I guess I can understand that they want to test the waters with a brand name app, but now that they've actually published something the continued stinginess with the sdk is off-putting. Maybe one consolation is that, by the time they open it up to regular folk, there might be much better Kindles to play with.


"Major drawback: Unlike Facebook’s or other online iterations of the Scrabble game, there is no social dimension. You can’t play with another Kindle user online; the best you can do is set up a two-player game where you pass the Kindle back and forth."

This seems to me a major step-back. Someone knows if is this a choice made by Electronic Arts or is something imposed by Amazon?

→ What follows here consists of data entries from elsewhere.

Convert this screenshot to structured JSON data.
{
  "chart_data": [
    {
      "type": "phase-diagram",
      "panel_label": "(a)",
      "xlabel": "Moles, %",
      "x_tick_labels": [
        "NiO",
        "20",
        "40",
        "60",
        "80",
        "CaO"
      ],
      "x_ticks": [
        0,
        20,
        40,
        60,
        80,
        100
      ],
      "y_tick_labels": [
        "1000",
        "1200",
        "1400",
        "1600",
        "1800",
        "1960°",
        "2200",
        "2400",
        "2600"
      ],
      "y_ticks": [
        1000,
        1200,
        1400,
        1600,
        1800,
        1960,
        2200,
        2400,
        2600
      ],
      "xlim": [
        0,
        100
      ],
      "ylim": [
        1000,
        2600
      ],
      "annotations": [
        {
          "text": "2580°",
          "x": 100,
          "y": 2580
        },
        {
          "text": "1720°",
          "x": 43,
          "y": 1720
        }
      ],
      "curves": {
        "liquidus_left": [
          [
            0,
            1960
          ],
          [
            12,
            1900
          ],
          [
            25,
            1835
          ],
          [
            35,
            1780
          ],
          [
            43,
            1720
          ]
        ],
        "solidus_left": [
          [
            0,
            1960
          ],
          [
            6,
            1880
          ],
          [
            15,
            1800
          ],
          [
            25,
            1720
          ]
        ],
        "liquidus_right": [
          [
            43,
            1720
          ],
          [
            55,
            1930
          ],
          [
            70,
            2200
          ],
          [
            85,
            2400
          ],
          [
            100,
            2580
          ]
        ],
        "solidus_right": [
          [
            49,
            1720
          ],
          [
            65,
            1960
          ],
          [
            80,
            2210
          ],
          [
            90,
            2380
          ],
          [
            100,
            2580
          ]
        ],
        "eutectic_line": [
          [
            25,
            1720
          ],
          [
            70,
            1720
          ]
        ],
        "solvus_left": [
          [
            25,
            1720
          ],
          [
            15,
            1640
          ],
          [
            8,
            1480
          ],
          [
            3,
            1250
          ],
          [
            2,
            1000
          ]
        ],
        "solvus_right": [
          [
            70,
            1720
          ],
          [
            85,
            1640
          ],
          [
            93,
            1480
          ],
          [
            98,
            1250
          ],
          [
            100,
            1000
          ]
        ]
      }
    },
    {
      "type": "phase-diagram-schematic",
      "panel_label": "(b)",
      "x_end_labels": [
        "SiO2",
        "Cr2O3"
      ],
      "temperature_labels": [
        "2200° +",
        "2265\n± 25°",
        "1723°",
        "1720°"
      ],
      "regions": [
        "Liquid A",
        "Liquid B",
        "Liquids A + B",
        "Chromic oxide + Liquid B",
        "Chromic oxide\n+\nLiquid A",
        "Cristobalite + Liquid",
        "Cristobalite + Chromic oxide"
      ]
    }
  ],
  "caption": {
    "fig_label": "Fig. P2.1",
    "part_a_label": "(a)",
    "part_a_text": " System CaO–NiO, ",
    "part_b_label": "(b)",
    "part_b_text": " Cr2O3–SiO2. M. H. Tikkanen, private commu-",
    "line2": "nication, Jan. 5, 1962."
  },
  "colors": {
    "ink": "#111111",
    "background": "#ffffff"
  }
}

It seems to be currently unavailable at http://www.amazon.com/dp/B003P2QCE8/

Not seeing in my Kindle 3's store search either.


Was anyone here let into the developer's beta program?


Would really like to apply, but I want to build a reading application (expressly forbidden by their SDK agreement), because I've yet to see anything efficiently use E-ink displays, and their UIs are uniformly nasty. To the point where I've wondered if they're doing it deliberately, because it could mean relative-death to second-hand book sales.


I applied to create a fun game that's basically an etch-a-sketch. Was denied.


I was, but never bothered to try out the sdk.